Is the set of vectors $(1, 0), (i, 0)$ a linearly independent subset of $\mathbb{C}^2(\mathbb{R})$?

Question

I've encountered a problem with two approaches, leading to contradictory results.

Approach 1:

Utilizing the definition of linear independence, consider the equation $c_1 \begin{bmatrix} 1 \\ 0 \end{bmatrix} + c_2 \begin{bmatrix} i \\ 0 \end{bmatrix} = \begin{bmatrix} 0 \\ 0 \end{bmatrix}$. This simplifies to $(c_1 + c_2i, 0) = (0, 0)$, implying $c_1 + c_2i = 0$. Solving yields $c_1 = c_2 = 0$, indicating that these vectors are linearly independent.

Approach 2:

Consider the matrix $A = \begin{bmatrix} 1 & i \\ 0 & 0 \end{bmatrix} \begin{bmatrix} c_1 \\ c_2 \end{bmatrix} = 0$. The rank of $A$ is less than two due to the second row being zero. $\text{rank}(A) < 2$ implies that there will be infinite solutions for $c_1, c_2$ other than the trivial one.

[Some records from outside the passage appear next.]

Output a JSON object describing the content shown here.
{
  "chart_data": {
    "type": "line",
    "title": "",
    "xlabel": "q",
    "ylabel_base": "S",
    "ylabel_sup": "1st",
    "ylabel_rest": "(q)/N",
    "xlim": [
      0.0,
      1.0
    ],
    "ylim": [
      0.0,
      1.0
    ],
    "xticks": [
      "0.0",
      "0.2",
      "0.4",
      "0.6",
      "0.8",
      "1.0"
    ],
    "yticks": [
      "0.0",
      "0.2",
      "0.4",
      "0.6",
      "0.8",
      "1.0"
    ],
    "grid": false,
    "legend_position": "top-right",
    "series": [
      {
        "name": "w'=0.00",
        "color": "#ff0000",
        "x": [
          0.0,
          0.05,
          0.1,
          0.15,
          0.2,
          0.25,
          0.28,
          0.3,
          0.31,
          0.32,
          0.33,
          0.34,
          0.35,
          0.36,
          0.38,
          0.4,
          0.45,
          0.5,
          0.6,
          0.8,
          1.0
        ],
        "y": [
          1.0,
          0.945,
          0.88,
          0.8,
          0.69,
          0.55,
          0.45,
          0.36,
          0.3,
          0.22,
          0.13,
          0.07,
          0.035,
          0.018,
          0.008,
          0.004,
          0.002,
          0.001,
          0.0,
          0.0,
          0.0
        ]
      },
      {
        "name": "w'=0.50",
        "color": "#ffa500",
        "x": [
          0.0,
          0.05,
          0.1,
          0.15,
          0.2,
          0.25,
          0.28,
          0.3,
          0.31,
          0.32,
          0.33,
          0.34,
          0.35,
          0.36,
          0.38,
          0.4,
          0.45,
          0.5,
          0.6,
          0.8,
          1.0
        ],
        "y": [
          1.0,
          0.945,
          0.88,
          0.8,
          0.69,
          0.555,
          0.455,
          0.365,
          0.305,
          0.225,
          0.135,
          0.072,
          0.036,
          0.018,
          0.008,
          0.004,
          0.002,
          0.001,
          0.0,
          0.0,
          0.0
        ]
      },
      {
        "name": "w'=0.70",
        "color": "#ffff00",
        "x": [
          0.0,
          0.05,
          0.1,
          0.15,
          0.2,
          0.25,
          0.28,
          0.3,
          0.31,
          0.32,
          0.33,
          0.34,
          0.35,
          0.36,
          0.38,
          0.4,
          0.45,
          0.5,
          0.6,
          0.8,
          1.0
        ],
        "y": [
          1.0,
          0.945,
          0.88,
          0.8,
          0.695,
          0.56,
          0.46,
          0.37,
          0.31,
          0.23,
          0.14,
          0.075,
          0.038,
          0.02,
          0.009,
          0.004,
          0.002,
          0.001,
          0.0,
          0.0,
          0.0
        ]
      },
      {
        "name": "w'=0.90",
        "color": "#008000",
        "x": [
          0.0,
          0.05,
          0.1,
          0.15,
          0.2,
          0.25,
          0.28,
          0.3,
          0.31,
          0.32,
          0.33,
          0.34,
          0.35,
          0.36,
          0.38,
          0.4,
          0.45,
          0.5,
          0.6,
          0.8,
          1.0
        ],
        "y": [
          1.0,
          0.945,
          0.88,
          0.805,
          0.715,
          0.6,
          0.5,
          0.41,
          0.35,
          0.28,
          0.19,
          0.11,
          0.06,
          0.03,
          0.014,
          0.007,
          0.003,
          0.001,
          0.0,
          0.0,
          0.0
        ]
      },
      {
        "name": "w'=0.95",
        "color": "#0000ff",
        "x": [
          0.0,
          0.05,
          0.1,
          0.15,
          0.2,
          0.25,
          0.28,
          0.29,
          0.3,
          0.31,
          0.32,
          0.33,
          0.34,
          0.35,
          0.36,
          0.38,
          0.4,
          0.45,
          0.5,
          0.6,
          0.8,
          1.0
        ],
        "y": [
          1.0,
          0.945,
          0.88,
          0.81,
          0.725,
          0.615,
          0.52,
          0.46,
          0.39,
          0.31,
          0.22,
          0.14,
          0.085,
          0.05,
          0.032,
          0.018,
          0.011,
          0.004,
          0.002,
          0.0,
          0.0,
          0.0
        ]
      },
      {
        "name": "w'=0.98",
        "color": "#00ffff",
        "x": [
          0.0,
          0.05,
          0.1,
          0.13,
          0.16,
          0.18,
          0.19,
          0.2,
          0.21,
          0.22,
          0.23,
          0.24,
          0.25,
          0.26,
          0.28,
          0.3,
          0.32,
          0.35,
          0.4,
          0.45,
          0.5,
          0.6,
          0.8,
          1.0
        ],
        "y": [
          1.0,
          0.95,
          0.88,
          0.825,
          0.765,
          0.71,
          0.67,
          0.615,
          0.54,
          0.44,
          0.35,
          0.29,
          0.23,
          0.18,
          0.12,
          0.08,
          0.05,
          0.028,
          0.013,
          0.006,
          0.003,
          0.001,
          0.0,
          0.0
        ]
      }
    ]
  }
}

Therefore, they are linearly dependent.

Which of these approaches is correct?

Answer 1

The vectors are linearly independent. Your first approach is correct.

The second approach doesn't work because the 'infinite amount of solutions' will never be real unless it is the trivial solution $(c_1,c_2) = (0,0)$.

Answer 2

There is an extreme ambiguity in the question: do you mean linearly independent over $\mathbb R$? Or... over $\mathbb C$? They are linearly independent over $\mathbb R$, but/and one is a complex scalar multiple of the other, so they are linearly dependent over $\mathbb C$.